Pelas médias anuais para cada estação, apresentadas nos gráficos a seguir, notamos uma tendência decrescente da concentração de MP10 em algumas estações. Em outras, a concentração anual média parece estar estável nos últimos anos. Na estação de Pinheiros, próxima à Marginal Pinheiros, a concentração anual média aumentou no nos últimos dois anos.

df_pm %>%
  filter(
    hour %in% 6:22, 
    parameter == "MP2.5",
    !stationname %in% c("Osasco", "Santana", "Pinheiros")
  ) %>% 
    mutate(
    year = lubridate::year(date),
    year = as.character(year)
  ) %>% 
  group_by(year, parameter, stationname) %>% 
  summarise(mass_conc = mean(mass_conc, na.rm = TRUE)) %>% 
  ggplot(aes(x = year, y = mass_conc)) +
  geom_bar(stat = "identity", fill = "grey") +
  facet_wrap(~stationname) +
  labs(x = "Hora", y = expression(paste("MP2.5 (", mu, "g/", m^3, ")"))) +
  theme_bw() +
  theme(axis.text.x = element_text(angle = 90))

df_pm %>%
  filter(hour %in% 6:22, parameter == "MP10") %>% 
  mutate(
    year = lubridate::year(date),
    year = as.character(year)
  ) %>% 
  group_by(year, parameter, stationname) %>% 
  summarise(mass_conc = mean(mass_conc, na.rm = TRUE)) %>% 
  filter(
    !(stationname == "Pinheiros" & year == 2013),
    !(stationname == "Santana" & year == 2017)
  ) %>%
  ggplot(aes(x = year, y = mass_conc)) +
  geom_bar(stat = "identity", fill = "grey") +
  facet_wrap(~stationname) +
  labs(x = "Hora", y = expression(paste("MP10 (", mu, "g/", m^3, ")"))) +
  theme_bw() +
  theme(axis.text.x = element_text(angle = 90))

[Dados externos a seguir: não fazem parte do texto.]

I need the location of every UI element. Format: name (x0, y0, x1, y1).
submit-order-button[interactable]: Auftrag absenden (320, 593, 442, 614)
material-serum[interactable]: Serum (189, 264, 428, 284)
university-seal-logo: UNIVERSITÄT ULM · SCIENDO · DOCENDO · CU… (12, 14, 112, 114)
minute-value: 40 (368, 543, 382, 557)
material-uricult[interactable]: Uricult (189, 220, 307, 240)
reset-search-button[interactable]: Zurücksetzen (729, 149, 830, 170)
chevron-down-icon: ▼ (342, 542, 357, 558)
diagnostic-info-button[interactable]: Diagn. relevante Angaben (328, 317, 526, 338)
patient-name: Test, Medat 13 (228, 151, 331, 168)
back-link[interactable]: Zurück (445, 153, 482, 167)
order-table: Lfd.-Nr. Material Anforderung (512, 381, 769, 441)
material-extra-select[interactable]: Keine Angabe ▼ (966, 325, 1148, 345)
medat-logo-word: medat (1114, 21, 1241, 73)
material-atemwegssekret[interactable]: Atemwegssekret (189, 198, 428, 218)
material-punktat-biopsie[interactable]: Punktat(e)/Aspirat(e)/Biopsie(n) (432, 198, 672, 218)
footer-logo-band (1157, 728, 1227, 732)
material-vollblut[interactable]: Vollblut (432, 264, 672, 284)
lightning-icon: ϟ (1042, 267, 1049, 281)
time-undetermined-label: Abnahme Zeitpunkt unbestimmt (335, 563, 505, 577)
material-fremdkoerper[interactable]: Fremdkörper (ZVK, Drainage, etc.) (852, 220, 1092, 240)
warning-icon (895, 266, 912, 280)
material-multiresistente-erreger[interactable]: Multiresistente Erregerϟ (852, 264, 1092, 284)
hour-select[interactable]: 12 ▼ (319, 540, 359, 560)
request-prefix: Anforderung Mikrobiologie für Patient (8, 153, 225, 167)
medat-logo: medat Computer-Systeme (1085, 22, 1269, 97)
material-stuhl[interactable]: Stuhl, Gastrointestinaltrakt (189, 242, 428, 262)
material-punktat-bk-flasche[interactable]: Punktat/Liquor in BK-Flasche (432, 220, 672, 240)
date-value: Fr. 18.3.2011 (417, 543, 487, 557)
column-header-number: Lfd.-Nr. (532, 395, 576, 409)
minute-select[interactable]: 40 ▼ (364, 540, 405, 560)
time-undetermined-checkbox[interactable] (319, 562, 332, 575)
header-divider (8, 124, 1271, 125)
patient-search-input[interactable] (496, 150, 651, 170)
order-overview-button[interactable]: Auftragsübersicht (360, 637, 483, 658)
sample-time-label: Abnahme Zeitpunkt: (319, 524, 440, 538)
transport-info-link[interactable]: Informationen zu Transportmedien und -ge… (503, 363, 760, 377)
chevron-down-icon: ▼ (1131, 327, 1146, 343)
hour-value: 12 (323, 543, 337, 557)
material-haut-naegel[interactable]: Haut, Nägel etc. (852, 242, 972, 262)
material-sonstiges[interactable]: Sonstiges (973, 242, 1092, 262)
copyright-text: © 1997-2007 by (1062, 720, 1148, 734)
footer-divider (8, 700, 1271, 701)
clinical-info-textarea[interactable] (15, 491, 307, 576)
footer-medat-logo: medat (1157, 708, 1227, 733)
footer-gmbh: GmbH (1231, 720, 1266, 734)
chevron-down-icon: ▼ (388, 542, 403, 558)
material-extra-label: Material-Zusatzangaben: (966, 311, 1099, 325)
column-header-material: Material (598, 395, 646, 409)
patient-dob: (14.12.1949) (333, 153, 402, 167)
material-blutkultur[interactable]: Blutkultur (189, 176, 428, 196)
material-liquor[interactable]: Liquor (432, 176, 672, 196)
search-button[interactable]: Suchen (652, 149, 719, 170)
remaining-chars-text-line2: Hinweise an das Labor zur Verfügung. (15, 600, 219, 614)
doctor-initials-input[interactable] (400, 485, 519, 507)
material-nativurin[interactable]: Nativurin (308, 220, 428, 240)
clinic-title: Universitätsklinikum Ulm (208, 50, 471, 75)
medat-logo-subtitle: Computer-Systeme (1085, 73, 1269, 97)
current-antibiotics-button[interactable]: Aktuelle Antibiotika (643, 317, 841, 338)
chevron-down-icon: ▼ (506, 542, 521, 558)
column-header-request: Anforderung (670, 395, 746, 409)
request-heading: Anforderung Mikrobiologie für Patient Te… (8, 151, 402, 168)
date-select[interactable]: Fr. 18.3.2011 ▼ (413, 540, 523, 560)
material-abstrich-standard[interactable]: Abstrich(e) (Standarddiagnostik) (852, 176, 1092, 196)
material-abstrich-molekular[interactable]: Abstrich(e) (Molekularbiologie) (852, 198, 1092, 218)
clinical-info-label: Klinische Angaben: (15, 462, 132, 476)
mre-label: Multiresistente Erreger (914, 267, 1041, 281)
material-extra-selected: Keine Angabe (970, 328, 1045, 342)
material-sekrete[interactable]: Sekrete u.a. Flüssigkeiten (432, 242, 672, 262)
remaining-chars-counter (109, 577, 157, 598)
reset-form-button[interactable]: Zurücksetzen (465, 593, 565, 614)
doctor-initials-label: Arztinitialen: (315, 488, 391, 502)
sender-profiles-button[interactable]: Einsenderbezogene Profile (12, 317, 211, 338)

O gráfico a seguir compara as médias anuais de MP10 de cada estação ao longo do período analisado.

p <- df_pm %>%
  filter(
    hour %in% 6:22, 
    parameter == "MP10", 
    !dayofweek %in% c("sat", "sun")
  ) %>% 
  mutate(year = lubridate::year(date)) %>% 
  group_by(year, stationname) %>% 
  summarise(mass_conc = mean(mass_conc, na.rm = TRUE)) %>%
  filter(
    !(stationname == "Pinheiros" & year == 2013),
    !(stationname == "Santana" & year == 2017)
  ) %>% 
  ungroup %>% 
  rename(Station = stationname, Year = year, Mass = mass_conc) %>%
  mutate(Mass = round(Mass, 2)) %>% 
  ggplot(aes(x = Year, y = Mass, color = Station)) +
  geom_line() +
  geom_point() +
  theme(
    legend.position = "top"
  ) +
  labs(
    x = "Year",
    y = "PM10",
    color = ""
  ) +
  scale_x_continuous(breaks = seq(2008, 2017, 3)) +
  theme_bw()

plotly::ggplotly(p)

Conclusões

  • A disponibilidade de dados de MP2.5 para a cidade de São Paulo de 2008 a 2017 é muito ruim, o que prejudica a análise da tendência da concentração dessas partículas e a comparação entre regiões da cidade.

  • Os picos e MP10 ao longo do dia estão associados com os horários de trânsito mais intenso.

  • As estações com maiores concentrações anuais de MP10 ao longo do período analisado foram Grajaú-Parelheiros e Osasco.